4 - Gestion de l’eau, remède au changement climatique
Aucune sanction à l’égard d’une pollution qui touche toute la planète. Aucune mesure ni contrôle ne sont mis en œuvre en vue de réduire les émissions de carbone dans le cadre d’une politique globale énergie-climat.
C’est exactement ce qu’avaient compris nos ancêtres nomades ou sédentaires du Sahara depuis plus de 2000 ans de désertification. Pour survivre en zone aride, plus est, dans les grands espaces naturels, les oasis, les casbahs et les ksours, ils ont toujours su déployer de véritables stratégies d’hyper-adaptation à leur milieu naturel comme il en est de la flore et de la faune.

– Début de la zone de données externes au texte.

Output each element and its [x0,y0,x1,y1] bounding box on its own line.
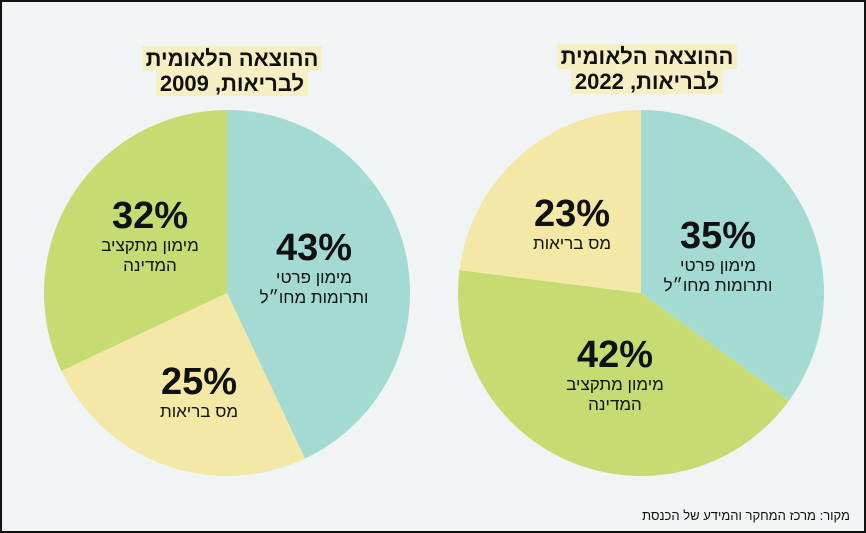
slice-label-tax: 25% מס בריאות [160,362,238,422]
desc-label: מס בריאות [532,234,612,253]
pie-slice-2009-0 [227,110,410,459]
pie-slice-2022-1 [458,270,790,476]
pct-label: 35% [679,215,757,257]
title-line-2: לבריאות, 2009 [155,71,309,96]
pie-slice-2022-2 [459,110,641,293]
title-line-1: ההוצאה הלאומית [556,44,738,69]
slice-label-state: 42% מימון מתקציב המדינה [566,335,664,415]
desc-label: מס בריאות [159,402,239,421]
pct-label: 32% [111,195,189,237]
pct-label: 25% [160,361,238,403]
desc-label: מימון פרטי [680,256,756,275]
pie-slice-2022-0 [641,110,824,401]
desc-label: ותרומות מחו״ל [259,288,369,307]
chart-title-2009: ההוצאה הלאומית לבריאות, 2009 [132,46,332,96]
desc-label: מימון מתקציב [566,375,664,394]
pct-label: 43% [275,227,353,269]
desc-label: מימון פרטי [276,268,352,287]
pct-label: 23% [533,193,611,235]
slice-label-private: 43% מימון פרטי ותרומות מחו״ל [260,228,369,308]
chart-title-2022: ההוצאה הלאומית לבריאות, 2022 [547,44,747,94]
title-line-2: לבריאות, 2022 [570,69,724,94]
slice-label-state: 32% מימון מתקציב המדינה [101,196,199,276]
slice-label-private: 35% מימון פרטי ותרומות מחו״ל [664,216,773,296]
desc-label: המדינה [123,256,177,275]
pct-label: 42% [576,334,654,376]
slice-label-tax: 23% מס בריאות [533,194,611,254]
desc-label: המדינה [588,395,642,414]
desc-label: מימון מתקציב [101,236,199,255]
source-note: מקור: מרכז המחקר והמידע של הכנסת [642,508,850,523]
title-line-1: ההוצאה הלאומית [141,46,323,71]
desc-label: ותרומות מחו״ל [663,276,773,295]
pie-slice-2009-1 [61,293,305,476]
pie-slice-2009-2 [44,110,227,371]
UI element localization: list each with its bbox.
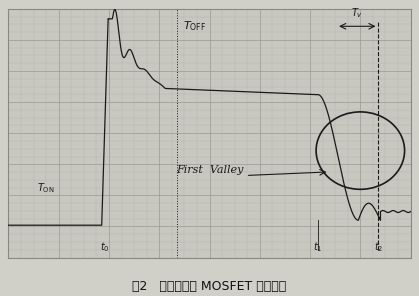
Text: First  Valley: First Valley — [176, 165, 243, 176]
Text: $t_1$: $t_1$ — [313, 240, 323, 254]
Text: $t_0$: $t_0$ — [100, 240, 110, 254]
Text: $T_{\rm OFF}$: $T_{\rm OFF}$ — [184, 19, 207, 33]
Text: 图2   临界模式下 MOSFET 漏源电压: 图2 临界模式下 MOSFET 漏源电压 — [132, 280, 287, 293]
Text: $t_2$: $t_2$ — [374, 240, 383, 254]
Text: $T_v$: $T_v$ — [351, 6, 363, 20]
Text: $T_{\rm ON}$: $T_{\rm ON}$ — [36, 181, 54, 195]
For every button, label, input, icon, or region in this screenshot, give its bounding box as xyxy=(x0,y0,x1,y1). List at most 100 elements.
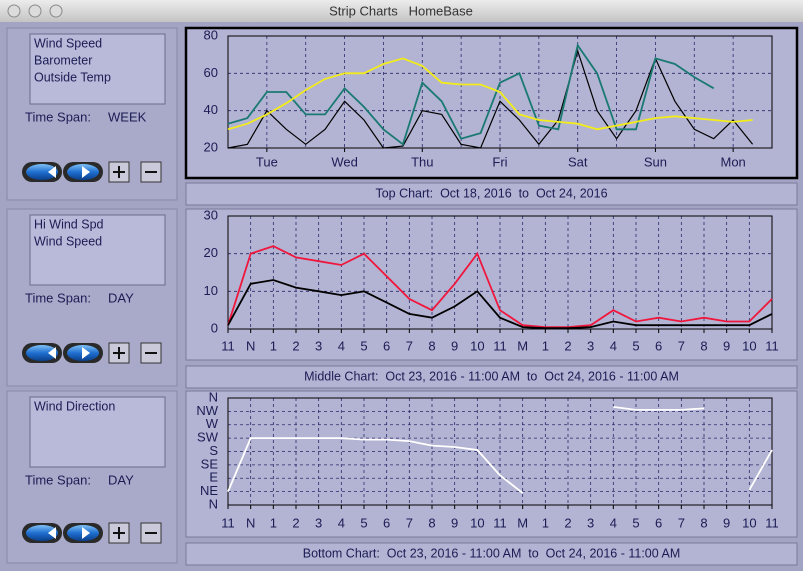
back-button-arrow xyxy=(48,166,56,178)
y-tick-label: SW xyxy=(197,430,219,445)
y-tick-label: S xyxy=(209,443,218,458)
title-bar xyxy=(0,0,803,22)
time-span-value: DAY xyxy=(108,290,134,305)
x-tick-label: 10 xyxy=(742,338,756,353)
x-tick-label: 6 xyxy=(655,338,662,353)
y-tick-label: N xyxy=(209,389,218,404)
x-tick-label: M xyxy=(517,515,528,530)
x-tick-label: 2 xyxy=(564,515,571,530)
series-line xyxy=(613,406,705,411)
y-tick-label: E xyxy=(209,470,218,485)
plus-icon xyxy=(113,527,125,539)
chart-caption: Bottom Chart: Oct 23, 2016 - 11:00 AM to… xyxy=(303,546,681,560)
time-span-value: DAY xyxy=(108,472,134,487)
back-button-face xyxy=(26,345,58,361)
x-tick-label: N xyxy=(246,338,255,353)
x-tick-label: 4 xyxy=(338,338,345,353)
x-tick-label: N xyxy=(246,515,255,530)
x-tick-label: 11 xyxy=(493,338,507,353)
legend-box xyxy=(29,396,166,468)
forward-button-arrow xyxy=(82,166,90,178)
legend-box xyxy=(29,33,166,105)
time-span-value: WEEK xyxy=(108,109,147,124)
x-tick-label: Sat xyxy=(568,154,588,169)
y-tick-label: 10 xyxy=(204,283,218,298)
x-tick-label: Mon xyxy=(720,154,745,169)
window-title: Strip Charts HomeBase xyxy=(329,3,473,18)
legend-entry: Wind Speed xyxy=(34,234,102,248)
y-tick-label: 40 xyxy=(204,102,218,117)
x-tick-label: 6 xyxy=(383,338,390,353)
x-tick-label: 5 xyxy=(632,515,639,530)
x-tick-label: 1 xyxy=(270,515,277,530)
x-tick-label: 1 xyxy=(542,338,549,353)
x-tick-label: 7 xyxy=(406,515,413,530)
x-tick-label: 5 xyxy=(360,338,367,353)
plus-icon xyxy=(113,347,125,359)
close-button[interactable] xyxy=(7,4,21,18)
x-tick-label: 3 xyxy=(587,338,594,353)
legend-box xyxy=(29,214,166,286)
x-tick-label: 4 xyxy=(338,515,345,530)
y-tick-label: 60 xyxy=(204,65,218,80)
x-tick-label: 8 xyxy=(700,515,707,530)
x-tick-label: 1 xyxy=(542,515,549,530)
x-tick-label: 9 xyxy=(723,515,730,530)
caption-box xyxy=(185,182,798,206)
x-tick-label: 2 xyxy=(292,515,299,530)
x-tick-label: 4 xyxy=(610,338,617,353)
x-tick-label: 7 xyxy=(678,338,685,353)
time-span-label: Time Span: xyxy=(25,472,91,487)
series-line xyxy=(748,449,773,491)
x-tick-label: Sun xyxy=(644,154,667,169)
y-tick-label: 20 xyxy=(204,245,218,260)
x-tick-label: 11 xyxy=(765,338,779,353)
x-tick-label: 8 xyxy=(700,338,707,353)
series-line xyxy=(227,48,754,149)
x-tick-label: 2 xyxy=(564,338,571,353)
caption-box xyxy=(185,542,798,566)
x-tick-label: 9 xyxy=(451,338,458,353)
y-tick-label: NE xyxy=(200,483,218,498)
y-tick-label: 30 xyxy=(204,207,218,222)
series-line xyxy=(227,279,773,330)
x-tick-label: 10 xyxy=(470,338,484,353)
back-button-arrow xyxy=(48,527,56,539)
content: Wind Speed Barometer Outside Temp Time Span… xyxy=(6,26,799,566)
x-tick-label: 10 xyxy=(470,515,484,530)
x-tick-label: 11 xyxy=(221,515,235,530)
x-tick-label: 6 xyxy=(655,515,662,530)
x-tick-label: 5 xyxy=(360,515,367,530)
x-tick-label: 8 xyxy=(428,338,435,353)
legend-entry: Wind Direction xyxy=(34,399,115,413)
x-tick-label: 11 xyxy=(765,515,779,530)
series-line xyxy=(227,57,753,131)
x-tick-label: 9 xyxy=(723,338,730,353)
series-line xyxy=(227,245,773,328)
minimize-button[interactable] xyxy=(28,4,42,18)
back-button-arrow xyxy=(48,347,56,359)
x-tick-label: Fri xyxy=(492,154,507,169)
x-tick-label: 7 xyxy=(678,515,685,530)
y-tick-label: SE xyxy=(201,456,219,471)
x-tick-label: Thu xyxy=(411,154,433,169)
forward-button-arrow xyxy=(82,347,90,359)
x-tick-label: 11 xyxy=(493,515,507,530)
time-span-label: Time Span: xyxy=(25,290,91,305)
chart-caption: Middle Chart: Oct 23, 2016 - 11:00 AM to… xyxy=(304,369,679,383)
y-tick-label: W xyxy=(206,416,219,431)
y-tick-label: 20 xyxy=(204,139,218,154)
y-tick-label: 80 xyxy=(204,27,218,42)
legend-entry: Wind Speed xyxy=(34,36,102,50)
series-line xyxy=(227,43,715,146)
caption-box xyxy=(185,365,798,389)
legend-entry: Barometer xyxy=(34,53,92,67)
y-tick-label: 0 xyxy=(211,320,218,335)
x-tick-label: 3 xyxy=(587,515,594,530)
y-tick-label: N xyxy=(209,496,218,511)
zoom-button[interactable] xyxy=(49,4,63,18)
series-line xyxy=(227,437,524,494)
x-tick-label: 3 xyxy=(315,338,322,353)
chart-box xyxy=(185,390,798,538)
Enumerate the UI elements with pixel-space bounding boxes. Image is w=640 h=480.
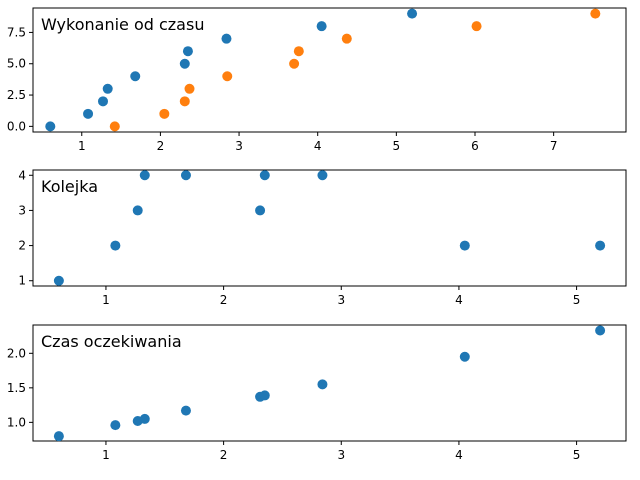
x-tick-label: 3 [337, 448, 345, 462]
panel-title: Kolejka [41, 177, 98, 196]
y-tick-label: 0.0 [7, 119, 26, 133]
x-tick-label: 5 [573, 293, 581, 307]
panel-title: Czas oczekiwania [41, 332, 182, 351]
chart-panel-2: 1 2 3 4 5 1 2 3 4 Kolejka [18, 168, 627, 307]
x-tick-label: 4 [455, 293, 463, 307]
data-point-series-1 [255, 205, 266, 216]
y-tick-label: 5.0 [7, 57, 26, 71]
data-point-series-1 [259, 390, 270, 401]
x-tick-label: 4 [314, 139, 322, 153]
data-point-series-1 [53, 275, 64, 286]
x-tick-label: 4 [455, 448, 463, 462]
data-point-series-1 [407, 8, 418, 19]
data-point-series-1 [83, 108, 94, 119]
data-point-series-1 [317, 170, 328, 181]
data-point-series-2 [590, 8, 601, 19]
data-point-series-2 [471, 21, 482, 32]
x-tick-label: 3 [235, 139, 243, 153]
y-tick-label: 7.5 [7, 25, 26, 39]
data-point-series-1 [317, 379, 328, 390]
data-point-series-2 [159, 108, 170, 119]
data-point-series-2 [184, 83, 195, 94]
data-point-series-1 [179, 58, 190, 69]
x-tick-label: 1 [78, 139, 86, 153]
x-tick-label: 1 [102, 448, 110, 462]
data-point-series-1 [139, 170, 150, 181]
data-point-series-1 [110, 420, 121, 431]
y-tick-label: 2 [18, 239, 26, 253]
data-point-series-2 [179, 96, 190, 107]
x-tick-label: 6 [471, 139, 479, 153]
y-tick-label: 3 [18, 203, 26, 217]
data-point-series-1 [316, 21, 327, 32]
data-point-series-1 [110, 240, 121, 251]
y-tick-label: 2.5 [7, 88, 26, 102]
data-point-series-1 [180, 170, 191, 181]
data-point-series-1 [221, 33, 232, 44]
y-tick-label: 2.0 [7, 346, 26, 360]
x-tick-label: 3 [337, 293, 345, 307]
y-tick-label: 1.0 [7, 415, 26, 429]
panel-title: Wykonanie od czasu [41, 15, 204, 34]
data-point-series-1 [180, 405, 191, 416]
data-point-series-1 [595, 325, 606, 336]
chart-panel-3: 1 2 3 4 5 1.0 1.5 2.0 Czas oczekiwania [7, 324, 627, 462]
data-point-series-1 [53, 431, 64, 442]
data-point-series-1 [459, 240, 470, 251]
data-point-series-1 [102, 83, 113, 94]
data-point-series-2 [341, 33, 352, 44]
y-tick-label: 4 [18, 168, 26, 182]
data-point-series-2 [222, 71, 233, 82]
x-tick-label: 5 [573, 448, 581, 462]
data-point-series-2 [109, 121, 120, 132]
axes-frame [32, 169, 627, 287]
x-tick-label: 2 [220, 293, 228, 307]
axes-frame [32, 324, 627, 442]
data-point-series-1 [130, 71, 141, 82]
x-tick-label: 1 [102, 293, 110, 307]
y-tick-label: 1.5 [7, 381, 26, 395]
data-point-series-1 [182, 46, 193, 57]
x-tick-label: 2 [220, 448, 228, 462]
y-tick-label: 1 [18, 274, 26, 288]
axes-frame [32, 7, 627, 133]
x-tick-label: 7 [550, 139, 558, 153]
data-point-series-1 [97, 96, 108, 107]
data-point-series-2 [293, 46, 304, 57]
data-point-series-1 [459, 351, 470, 362]
data-point-series-1 [132, 205, 143, 216]
data-point-series-1 [139, 413, 150, 424]
data-point-series-1 [259, 170, 270, 181]
data-point-series-1 [45, 121, 56, 132]
x-tick-label: 5 [393, 139, 401, 153]
data-point-series-2 [289, 58, 300, 69]
chart-panel-1: 1 2 3 4 5 6 7 0.0 2.5 5.0 7.5 Wykonanie od czasu [7, 7, 627, 153]
x-tick-label: 2 [157, 139, 165, 153]
data-point-series-1 [595, 240, 606, 251]
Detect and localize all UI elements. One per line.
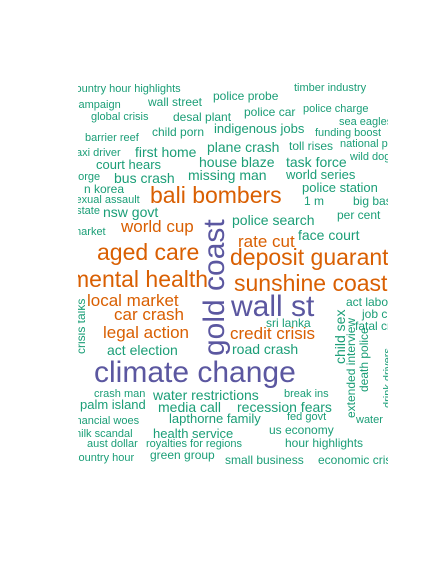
word-world-series: world series — [286, 167, 356, 182]
word-bus-crash: bus crash — [114, 170, 175, 186]
word-sexual-assault: sexual assault — [78, 194, 140, 206]
word-green-group: green group — [150, 448, 215, 462]
word-market: market — [78, 226, 106, 238]
word-aust-dollar: aust dollar — [87, 438, 138, 450]
word-media-call: media call — [158, 399, 222, 415]
word-mental-health: mental health — [78, 266, 209, 292]
word-health-service: health service — [153, 426, 234, 441]
word-bali-bombers: bali bombers — [150, 182, 282, 208]
word-road-crash: road crash — [232, 341, 299, 357]
word-hour-highlights: hour highlights — [285, 436, 364, 450]
word-police-probe: police probe — [213, 89, 279, 103]
word-lapthorne-family: lapthorne family — [169, 411, 261, 426]
word-death-police: death police — [357, 327, 371, 392]
word-local-market: local market — [87, 291, 179, 310]
word-big-bash: big bash — [353, 194, 388, 208]
word-car-crash: car crash — [114, 305, 184, 324]
word-palm-island: palm island — [80, 397, 146, 412]
word-campaign: campaign — [78, 99, 121, 111]
word-job-cuts: job cuts — [362, 307, 388, 321]
word-wild-dogs: wild dogs — [350, 151, 388, 163]
word-sunshine-coast: sunshine coast — [234, 270, 388, 296]
word-wall-st: wall st — [231, 290, 315, 323]
word-timber-industry: timber industry — [294, 82, 367, 94]
word-court-hears: court hears — [96, 157, 162, 172]
word-small-business: small business — [225, 453, 304, 467]
word-taxi-driver: taxi driver — [78, 147, 121, 159]
word-1-m: 1 m — [304, 194, 325, 208]
word-aged-care: aged care — [97, 239, 200, 265]
word-barrier-reef: barrier reef — [85, 132, 139, 144]
word-police-station: police station — [302, 180, 378, 195]
word-police-car: police car — [244, 105, 296, 119]
word-water-restrictions: water restrictions — [153, 387, 259, 403]
word-police-charge: police charge — [303, 103, 369, 115]
word-country-hour: country hour — [78, 452, 135, 464]
word-royalties-for-regions: royalties for regions — [146, 438, 242, 450]
word-national-park: national park — [340, 138, 388, 150]
word-funding-boost: funding boost — [315, 127, 382, 139]
word-legal-action: legal action — [103, 323, 190, 342]
word-n-korea: n korea — [84, 182, 125, 196]
word-world-cup: world cup — [121, 217, 194, 236]
word-missing-man: missing man — [188, 167, 267, 183]
word-water: water — [356, 414, 383, 426]
word-deposit-guarantee: deposit guarantee — [230, 244, 388, 270]
word-rate-cut: rate cut — [238, 232, 295, 251]
word-global-crisis: global crisis — [91, 111, 149, 123]
word-nsw-govt: nsw govt — [103, 204, 159, 220]
word-police-search: police search — [232, 212, 315, 228]
word-desal-plant: desal plant — [173, 110, 232, 124]
word-credit-crisis: credit crisis — [230, 324, 316, 343]
word-economic-crisis: economic crisis — [318, 453, 388, 467]
word-fed-govt: fed govt — [287, 411, 327, 423]
word-per-cent: per cent — [337, 208, 381, 222]
word-sea-eagles: sea eagles — [339, 116, 388, 128]
word-act-election: act election — [107, 342, 178, 358]
word-first-home: first home — [135, 144, 197, 160]
word-drink-drivers: drink drivers — [382, 348, 388, 408]
word-climate-change: climate change — [94, 356, 296, 389]
word-us-economy: us economy — [269, 423, 334, 437]
word-act-labor: act labor — [346, 295, 388, 309]
word-cloud-area: climate change wall st gold coast bali bomb… — [78, 80, 388, 470]
word-fatal-crash: fatal crash — [355, 319, 388, 333]
word-recession-fears: recession fears — [237, 399, 332, 415]
word-wall-street: wall street — [148, 95, 203, 109]
word-toll-rises: toll rises — [289, 139, 334, 153]
word-milk-scandal: milk scandal — [78, 428, 133, 440]
word-crash-man: crash man — [94, 388, 146, 400]
word-estate: estate — [78, 205, 100, 217]
word-face-court: face court — [298, 227, 360, 243]
word-child-porn: child porn — [152, 125, 205, 139]
word-country-hour-highlights: country hour highlights — [78, 83, 181, 95]
word-sri-lanka: sri lanka — [266, 316, 311, 330]
word-indigenous-jobs: indigenous jobs — [214, 121, 305, 136]
word-financial-woes: financial woes — [78, 415, 140, 427]
word-plane-crash: plane crash — [207, 139, 280, 155]
word-break-ins: break ins — [284, 388, 329, 400]
word-house-blaze: house blaze — [199, 154, 275, 170]
word-task-force: task force — [286, 154, 347, 170]
word-crisis-talks: crisis talks — [78, 298, 88, 354]
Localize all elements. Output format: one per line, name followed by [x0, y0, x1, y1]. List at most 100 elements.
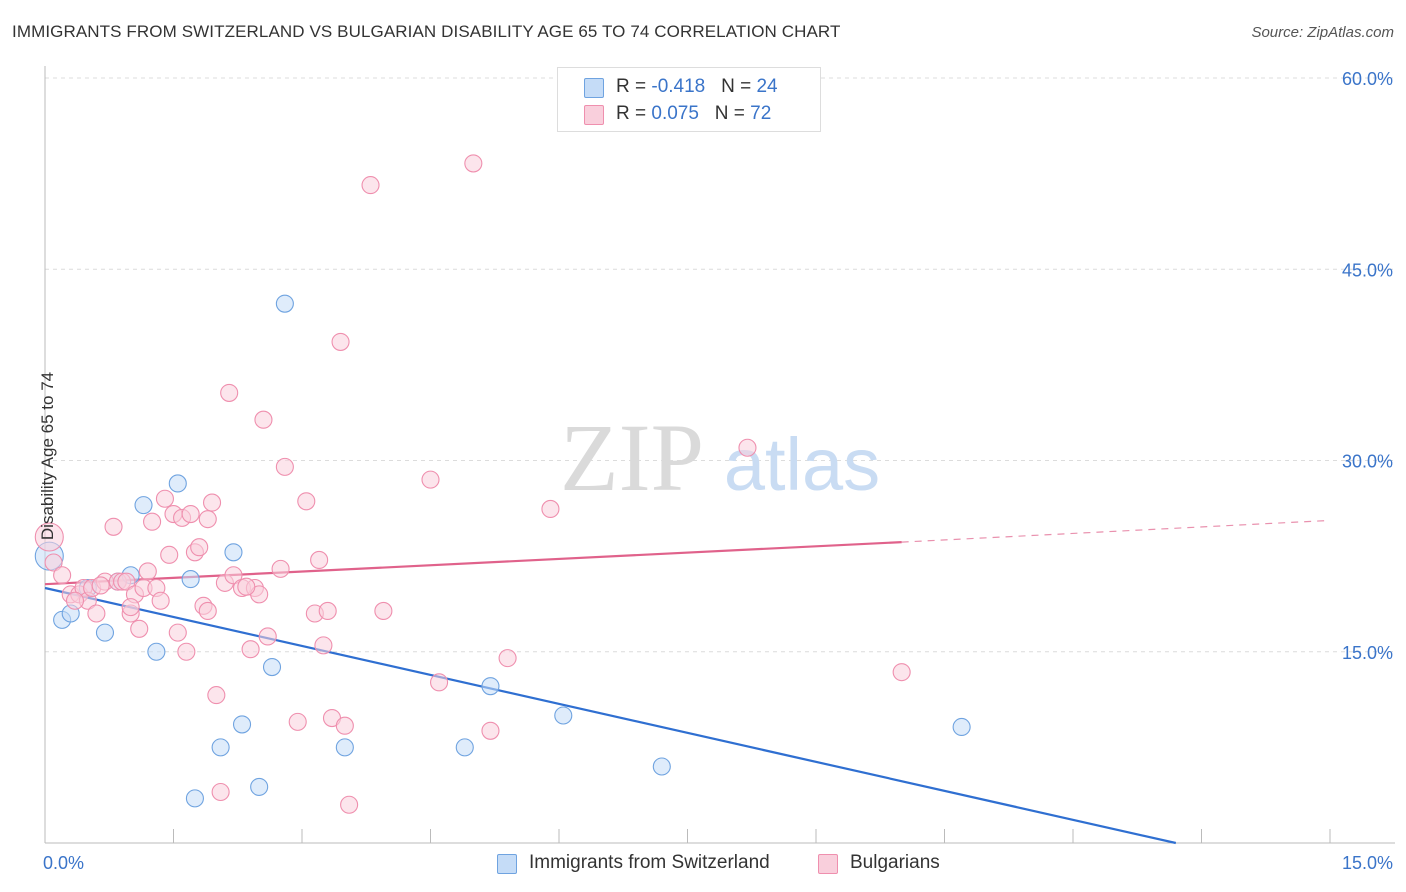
- point-switzerland: [232, 715, 252, 734]
- legend-n-label: N =: [714, 103, 751, 124]
- point-switzerland: [185, 789, 204, 808]
- watermark-zip: ZIP: [560, 404, 704, 511]
- point-switzerland: [224, 543, 243, 562]
- point-bulgarians: [310, 550, 329, 570]
- point-switzerland: [181, 570, 200, 589]
- point-bulgarians: [481, 721, 500, 740]
- point-switzerland: [134, 496, 153, 515]
- point-bulgarians: [254, 410, 273, 429]
- point-bulgarians: [297, 492, 316, 511]
- point-bulgarians: [288, 712, 307, 731]
- point-bulgarians: [464, 154, 483, 173]
- point-bulgarians: [151, 591, 170, 610]
- point-bulgarians: [203, 493, 222, 512]
- point-bulgarians: [181, 504, 200, 524]
- point-bulgarians: [121, 598, 140, 617]
- watermark: ZIP atlas: [560, 404, 880, 511]
- legend-n-label: N =: [721, 76, 757, 97]
- point-bulgarians: [241, 640, 260, 659]
- point-bulgarians: [168, 623, 187, 642]
- legend-r-label: R =: [616, 76, 652, 97]
- grid-lines: [45, 77, 1395, 653]
- point-bulgarians: [211, 782, 230, 802]
- point-bulgarians: [91, 576, 110, 595]
- point-bulgarians: [155, 489, 174, 508]
- legend-r-value: 0.075: [651, 103, 699, 124]
- legend-n-value: 72: [750, 103, 772, 124]
- point-bulgarians: [498, 649, 517, 668]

Aujourd’hui, plus de la moitié de la population saharienne est privée d’accès à l’eau potable courante et à un système d’assainissement décent. Les capitaux destinés à ces projets se sont sans doute évaporés dans la nature comme ceux destinés à la « révolution agraire », la « révolution pastorale », au « barrage vert », et autres stratégies mal pensées de lutte contre la désertification. Les effets de l’écocide se font sentir sur la santé publique et menacent la biodiversité au pays des hyper-adaptations et des biotopes millénaires où chacun savait parfaitement capitaliser une niche écologique avérée. La surexploitation actuelle du système aquifère entraîne une salinisation de l’eau et annonce une disparition de l’artésianisme par perturbation de la pression de l’eau des nappes souterraines.
En un mot, nous assistons à un écocide, à la vitesse grand V, de l’économie et de la culture oasienne. Nous sommes bien au cœur de l’anthropocène, ce cauchemar de l’avènement des hommes comme force principale de bouleversement et de désordre planétaire.